Once you start talking about the immovable thing on your to do list, it’s likely that one of the following three things will happen:

  • Your team member(s) may start to spot things they can do to help and start to offer to do them. Let them take stuff on and schedule in a check in meeting in a couple of days.
  • You may start spotting discreet tasks or things that are blocking you. The “Oh, must do x before I can do y” realisations. DON’T add them to your to do list, ask your colleague to help, especially with these blocking tasks.
  • You may feel like you get nowhere with the discussion. Ask your team member to write up some notes from the conversation and set a time for them to come back to you with ideas on how to proceed.

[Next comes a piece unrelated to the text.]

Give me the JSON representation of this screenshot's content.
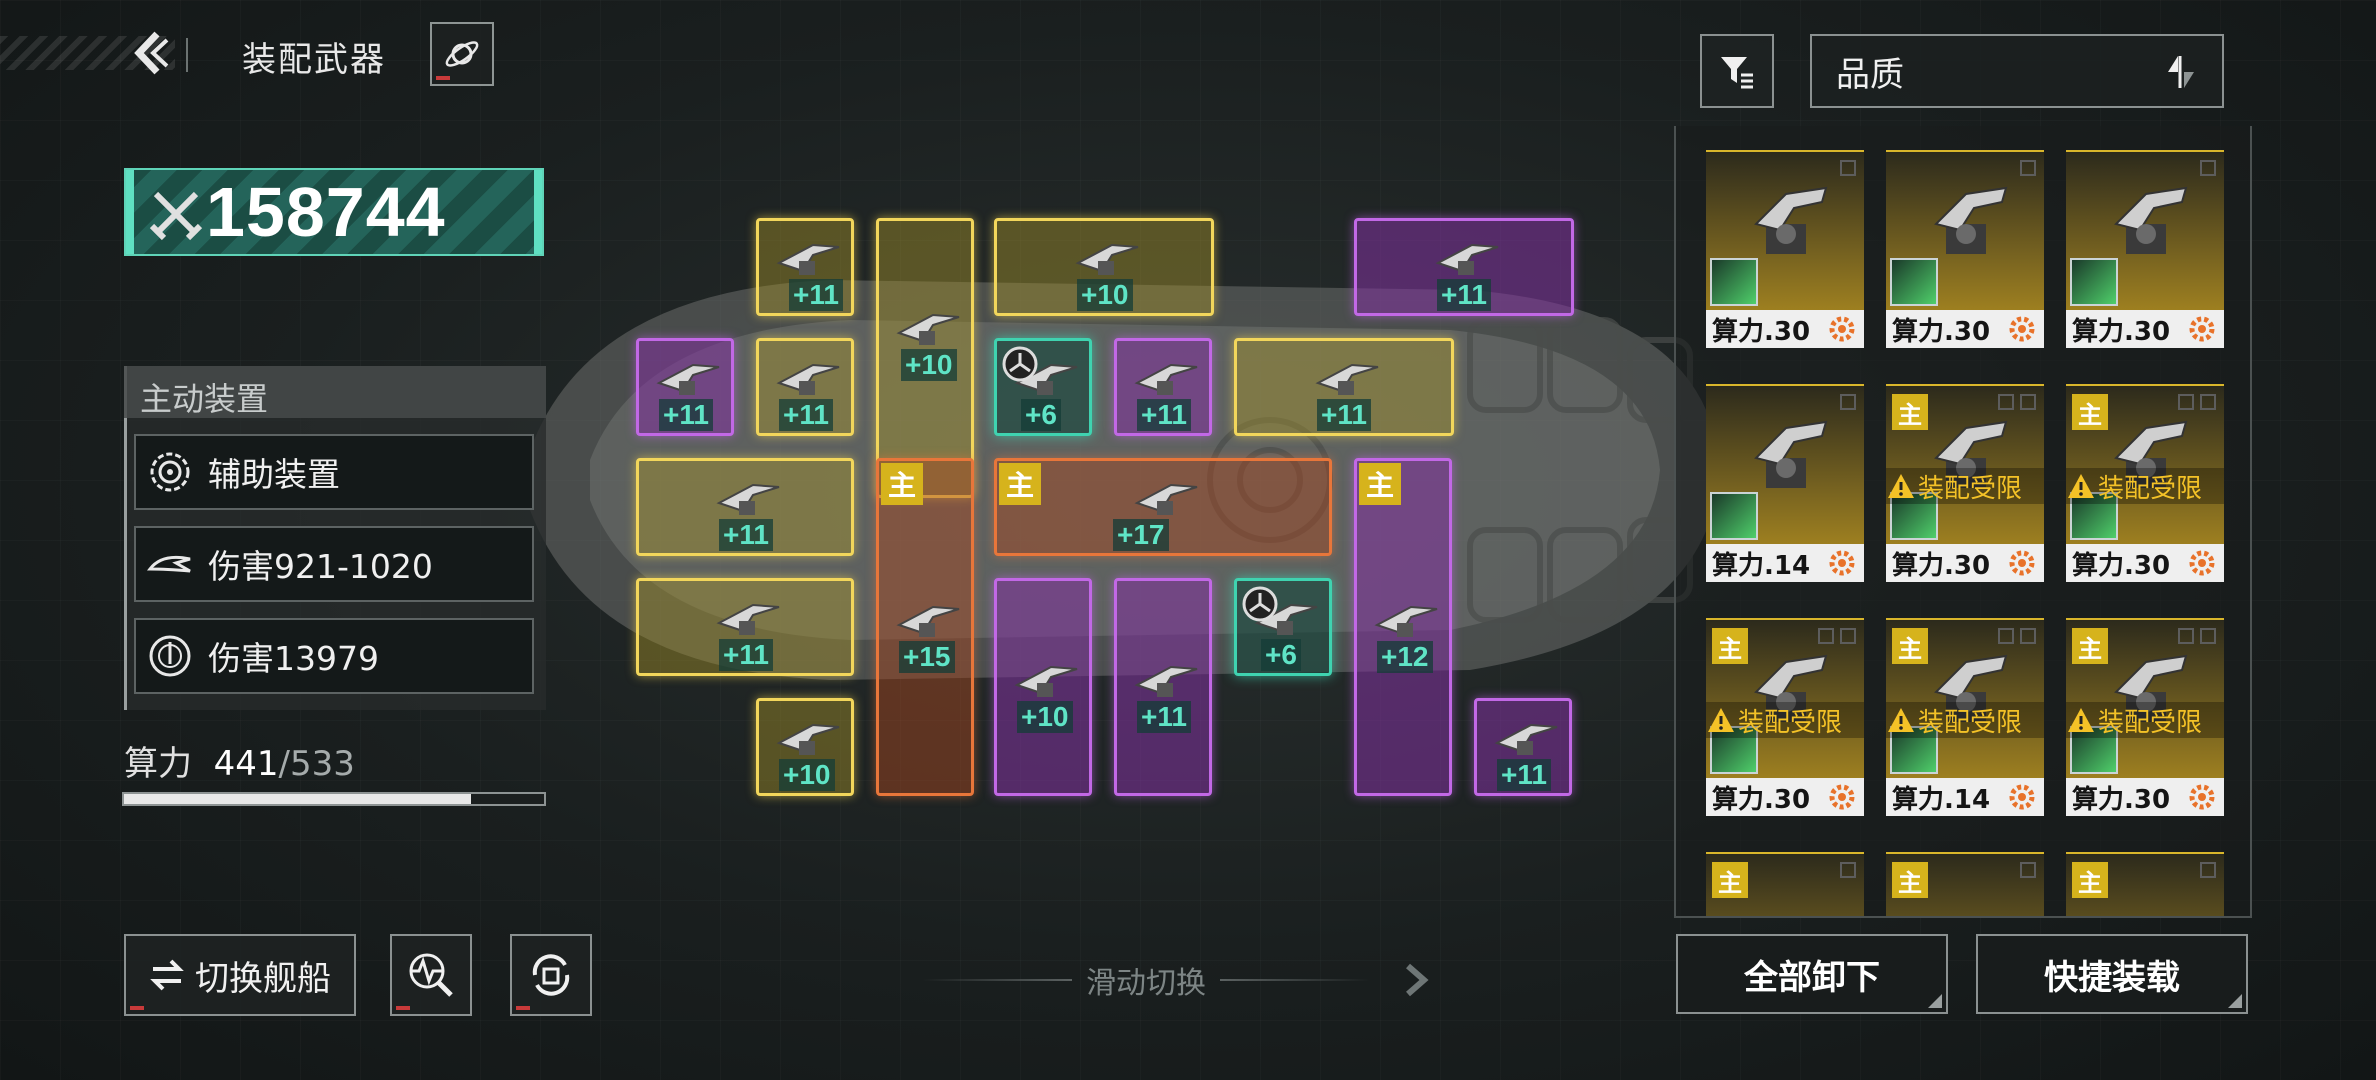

So give it a try. It will build trust within your team and help give you a bit of headspace. A word of warning: you need to let go of two things to make it work:

  1. Don’t expect to be able to give your staff all the answers and a schedule for how to do it – you need to show a little vulnerability, ask for their help and collaborate with them on it.

  2. Don’t expect your team to go away and come back with a polished, finished, perfect shiny thing. Make space to chat again in a few days and surface further blockages / tasks. They’ll need your help to tune their output so it’s maximally useful to you.

Your team won’t do things the way you would – that is okay. In fact it’s really healthy for your team’s output and creativity that individuals find their own solutions. Your team problem solving power will go up exponentially.

Just keep your finger on the pulse of how they’re progressing and you’ll stay connected to what’s going on, which is good for you. Also, in the same way you’ve gone to your team with an unpolished idea of what to do that needs iterating, they’ll benefit from your input before they’ve finished the task(s).